Today, the most common defence against nerve agents is a
post-exposure
"chem-pack" of atropine, which works if the subject has genuinely
been
exposed to a nerve agent, but produces side-effects if they have
not.
"You do not want to take this drug if you haven't been exposed,"
says
Nexia's chief executive, Jeff Turner. The problem is that it is not
always possible to tell if someone has been exposed or not. But
Nexia's treatment, says Dr Turner, "won't hurt you, no matter what."
The buzz around flies
But perhaps the most curious approach to making
transgenic-animal-derived medicines is that being taken by Minos
BioSystems. It is the creation of Roger Craig, the former head of
biotechnology at ICI, a British chemical firm, and his colleagues
Frank Grosveld of Erasmus University in the Netherlands and Babis
Savakis of the Institute of Molecular Biology and Biotechnology in
Crete. While others concentrate on goats, Minos is using flies.
"Mice
won't hit scale, cows take too damn long to prepare for research, GM
plants produce GM pollen that drifts in the wind, chickens have
long-term stability of germ-line expression issues, and they carry
viruses and new strains of 'flu--I quite like flies, myself," says
Dr
Craig.
A small handful of common house flies, he says, can produce billions
of offspring. A single fly can lay 500 eggs that hatch into larvae,
a
biomass factory capable of expressing growth hormone, say, or
antibodies, which can then be extracted from the larval serum. The
set-up cost of producing antibodies using flies would, Dr Craig
estimates, be $20m-40m, compared with $200m to $1 billion using
conventional methods. "In addition to getting some investors, the
key
here is gaining regulatory and pharma acceptance of the idea that
flies have to be good for something," he says. This will take time,
he
admits, and could be a hard sell. But if the idea of using
transgenic
goats to make drugs takes hold, flies might not be such a leap.
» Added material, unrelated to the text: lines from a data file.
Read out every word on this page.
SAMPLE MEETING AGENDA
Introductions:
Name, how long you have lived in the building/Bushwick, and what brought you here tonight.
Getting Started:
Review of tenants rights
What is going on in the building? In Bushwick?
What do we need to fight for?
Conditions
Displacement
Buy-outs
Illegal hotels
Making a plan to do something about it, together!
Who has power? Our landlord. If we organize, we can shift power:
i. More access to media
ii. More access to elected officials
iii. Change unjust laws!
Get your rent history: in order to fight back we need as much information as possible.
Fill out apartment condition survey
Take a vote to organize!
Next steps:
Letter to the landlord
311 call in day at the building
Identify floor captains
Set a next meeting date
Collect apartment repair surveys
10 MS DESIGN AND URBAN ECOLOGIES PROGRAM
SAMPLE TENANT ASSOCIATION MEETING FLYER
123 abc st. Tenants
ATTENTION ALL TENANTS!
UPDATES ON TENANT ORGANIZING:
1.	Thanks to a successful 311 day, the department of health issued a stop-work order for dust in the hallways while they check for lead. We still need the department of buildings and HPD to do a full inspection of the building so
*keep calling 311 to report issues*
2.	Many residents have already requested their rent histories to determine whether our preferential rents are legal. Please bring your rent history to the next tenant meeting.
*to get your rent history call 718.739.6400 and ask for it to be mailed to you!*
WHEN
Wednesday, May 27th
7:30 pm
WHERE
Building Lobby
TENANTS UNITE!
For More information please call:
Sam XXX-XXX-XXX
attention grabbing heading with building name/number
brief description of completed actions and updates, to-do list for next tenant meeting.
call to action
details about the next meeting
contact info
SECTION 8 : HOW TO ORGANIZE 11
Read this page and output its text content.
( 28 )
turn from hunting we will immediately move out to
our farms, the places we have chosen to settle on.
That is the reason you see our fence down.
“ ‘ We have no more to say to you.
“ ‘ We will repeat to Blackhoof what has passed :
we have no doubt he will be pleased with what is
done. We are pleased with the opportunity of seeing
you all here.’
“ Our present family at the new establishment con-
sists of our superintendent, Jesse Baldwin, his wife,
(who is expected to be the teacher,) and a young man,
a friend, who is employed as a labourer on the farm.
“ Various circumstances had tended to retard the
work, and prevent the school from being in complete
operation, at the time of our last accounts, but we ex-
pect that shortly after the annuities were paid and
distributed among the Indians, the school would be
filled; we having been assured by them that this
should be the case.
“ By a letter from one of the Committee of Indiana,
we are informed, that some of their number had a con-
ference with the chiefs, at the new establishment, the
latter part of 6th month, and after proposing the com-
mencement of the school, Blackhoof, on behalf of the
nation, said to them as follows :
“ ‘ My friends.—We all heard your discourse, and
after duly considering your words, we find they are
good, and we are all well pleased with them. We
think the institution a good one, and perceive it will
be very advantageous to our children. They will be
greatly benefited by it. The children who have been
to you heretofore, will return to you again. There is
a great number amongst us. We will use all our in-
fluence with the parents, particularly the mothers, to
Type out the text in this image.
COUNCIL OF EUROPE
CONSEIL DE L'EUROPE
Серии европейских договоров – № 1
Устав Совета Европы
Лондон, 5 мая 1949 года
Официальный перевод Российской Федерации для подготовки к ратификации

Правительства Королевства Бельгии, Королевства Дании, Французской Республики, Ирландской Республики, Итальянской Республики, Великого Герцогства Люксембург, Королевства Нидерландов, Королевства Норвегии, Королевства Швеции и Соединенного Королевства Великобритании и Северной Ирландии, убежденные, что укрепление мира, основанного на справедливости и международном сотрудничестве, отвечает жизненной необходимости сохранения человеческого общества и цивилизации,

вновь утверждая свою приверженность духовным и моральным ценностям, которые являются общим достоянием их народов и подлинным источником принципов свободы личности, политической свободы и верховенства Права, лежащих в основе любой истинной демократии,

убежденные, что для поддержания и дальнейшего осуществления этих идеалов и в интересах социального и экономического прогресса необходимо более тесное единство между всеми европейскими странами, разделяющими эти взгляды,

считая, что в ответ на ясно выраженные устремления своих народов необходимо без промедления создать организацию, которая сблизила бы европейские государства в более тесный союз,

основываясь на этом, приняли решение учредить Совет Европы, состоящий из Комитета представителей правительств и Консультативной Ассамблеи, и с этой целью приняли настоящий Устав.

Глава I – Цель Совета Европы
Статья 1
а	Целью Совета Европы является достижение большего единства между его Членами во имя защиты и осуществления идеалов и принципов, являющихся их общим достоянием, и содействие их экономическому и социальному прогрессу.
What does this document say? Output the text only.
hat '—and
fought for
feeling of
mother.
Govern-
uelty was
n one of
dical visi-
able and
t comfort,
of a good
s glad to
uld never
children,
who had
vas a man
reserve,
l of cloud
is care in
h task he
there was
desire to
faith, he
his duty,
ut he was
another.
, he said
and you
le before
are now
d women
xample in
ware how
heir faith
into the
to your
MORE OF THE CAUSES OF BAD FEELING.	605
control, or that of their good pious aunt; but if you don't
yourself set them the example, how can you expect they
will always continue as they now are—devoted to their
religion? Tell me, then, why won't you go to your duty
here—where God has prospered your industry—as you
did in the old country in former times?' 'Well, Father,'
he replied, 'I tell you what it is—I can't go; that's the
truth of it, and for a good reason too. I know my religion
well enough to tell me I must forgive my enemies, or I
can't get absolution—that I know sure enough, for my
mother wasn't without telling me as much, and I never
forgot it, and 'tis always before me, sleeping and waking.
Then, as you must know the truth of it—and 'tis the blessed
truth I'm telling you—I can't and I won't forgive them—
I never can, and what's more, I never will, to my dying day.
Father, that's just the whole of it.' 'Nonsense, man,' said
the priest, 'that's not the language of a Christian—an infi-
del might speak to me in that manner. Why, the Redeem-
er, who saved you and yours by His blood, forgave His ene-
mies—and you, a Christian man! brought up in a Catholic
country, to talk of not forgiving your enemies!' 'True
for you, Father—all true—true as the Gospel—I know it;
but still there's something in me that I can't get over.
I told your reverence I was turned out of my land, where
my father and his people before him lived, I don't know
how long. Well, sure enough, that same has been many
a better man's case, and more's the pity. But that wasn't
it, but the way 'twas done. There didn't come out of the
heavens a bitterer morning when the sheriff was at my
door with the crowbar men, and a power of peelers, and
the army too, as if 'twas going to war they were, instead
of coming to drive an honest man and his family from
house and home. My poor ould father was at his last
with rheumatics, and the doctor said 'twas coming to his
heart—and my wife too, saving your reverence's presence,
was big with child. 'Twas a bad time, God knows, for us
For the time being, then, everything hinges on GTC's goats. The
EMEA's
verdict is expected before the end of the year. Yet even if Dr Cox
wins final approval to launch ATryn next year, he too faces a
difficult task convincing the sceptics that transgenic animals are a
safe, effective and economical way to make drugs. As Monsanto and
other proponents of genetically modified crops have learned in
recent
years, it takes more than just scientific data to convince biotech's
critics that their fear and loathing are misplaced.